Driver distraction due to a complex control interface is becoming more problematic as car manufacturers add new electronic features for in-vehicle communication and navigation. One potential way to reduce the driver's cognitive load is to consolidate secondary controls into a single multi-function device while leaving controls for critical systems on the dashboard. In 2001, German automaker BMW introduced just such a system in its 700-series vehicles; dubbed "iDrive," it features a single large knob next to the brake lever and a computer-like monitor in the dashboard. Reaction to the system has been mixed, however, with many drivers finding that the interface is not intuitive.
Durfee's work aims to advance the multi-functional control concept by designing a knob that exhibits different "personalities" depending on the function it is performing. For example, the knob might present clicking detents when changing radio frequencies, but turn smoothly when adjusting temperature. A computerized servomotor system within the dashboard would emulate friction, resistance, and other sensations experienced when using a conventional knob.

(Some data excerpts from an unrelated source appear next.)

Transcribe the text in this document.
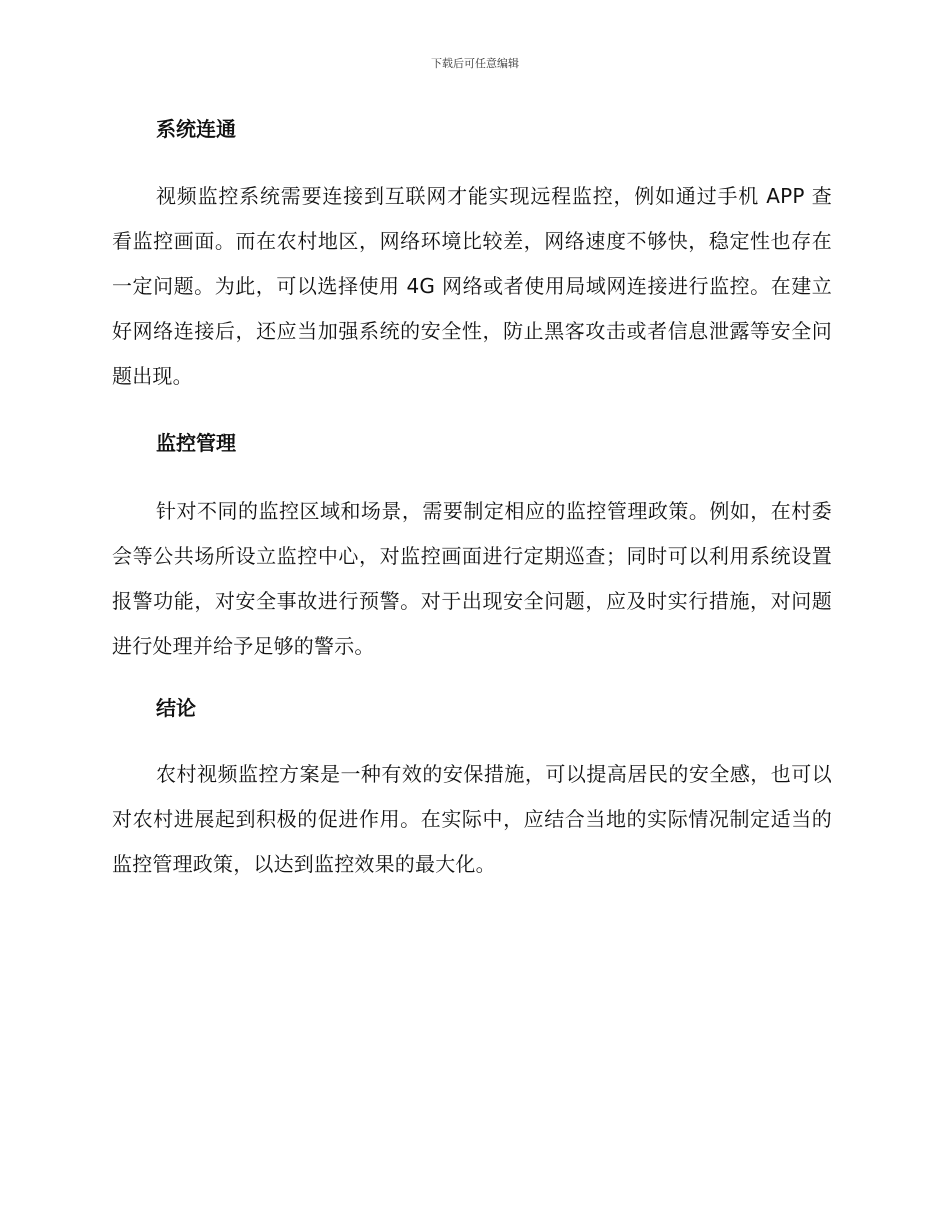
下载后可任意编辑
系统连通

视频监控系统需要连接到互联网才能实现远程监控，例如通过手机 APP 查看监控画面。而在农村地区，网络环境比较差，网络速度不够快，稳定性也存在一定问题。为此，可以选择使用 4G 网络或者使用局域网连接进行监控。在建立好网络连接后，还应当加强系统的安全性，防止黑客攻击或者信息泄露等安全问题出现。

监控管理

针对不同的监控区域和场景，需要制定相应的监控管理政策。例如，在村委会等公共场所设立监控中心，对监控画面进行定期巡查；同时可以利用系统设置报警功能，对安全事故进行预警。对于出现安全问题，应及时实行措施，对问题进行处理并给予足够的警示。

结论

农村视频监控方案是一种有效的安保措施，可以提高居民的安全感，也可以对农村进展起到积极的促进作用。在实际中，应结合当地的实际情况制定适当的监控管理政策，以达到监控效果的最大化。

In order to determine optimal haptic characteristics for different control functions, Durfee and his collaborators have constructed a unique experimental apparatus. It consists of an unassuming knob connected to a computer-controlled servomotor that emulates a variety of haptic feedback in real time, while a second computer provides auditory feedback, such as the "scratch" of friction or clicks as the knob turns. To create a more realistic testing environment, a video monitor in front of test subjects shows the knob as it would appear when installed in a control panel. The testing knob itself is mounted on a specially colored background, which a third computer digitally replaces with a virtual dashboard.
Results from the enclosure simulations will be used to incorporate a servomotor-controlled knob into the dashboard of a STISIM virtual driving simulator, enabling researchers to test the advantages of different feedback characteristics in a realistic driving environment. Durfee hopes this creative use of simulation technology will lead to a better driver interface for future cars, helping drivers keep their minds on the road.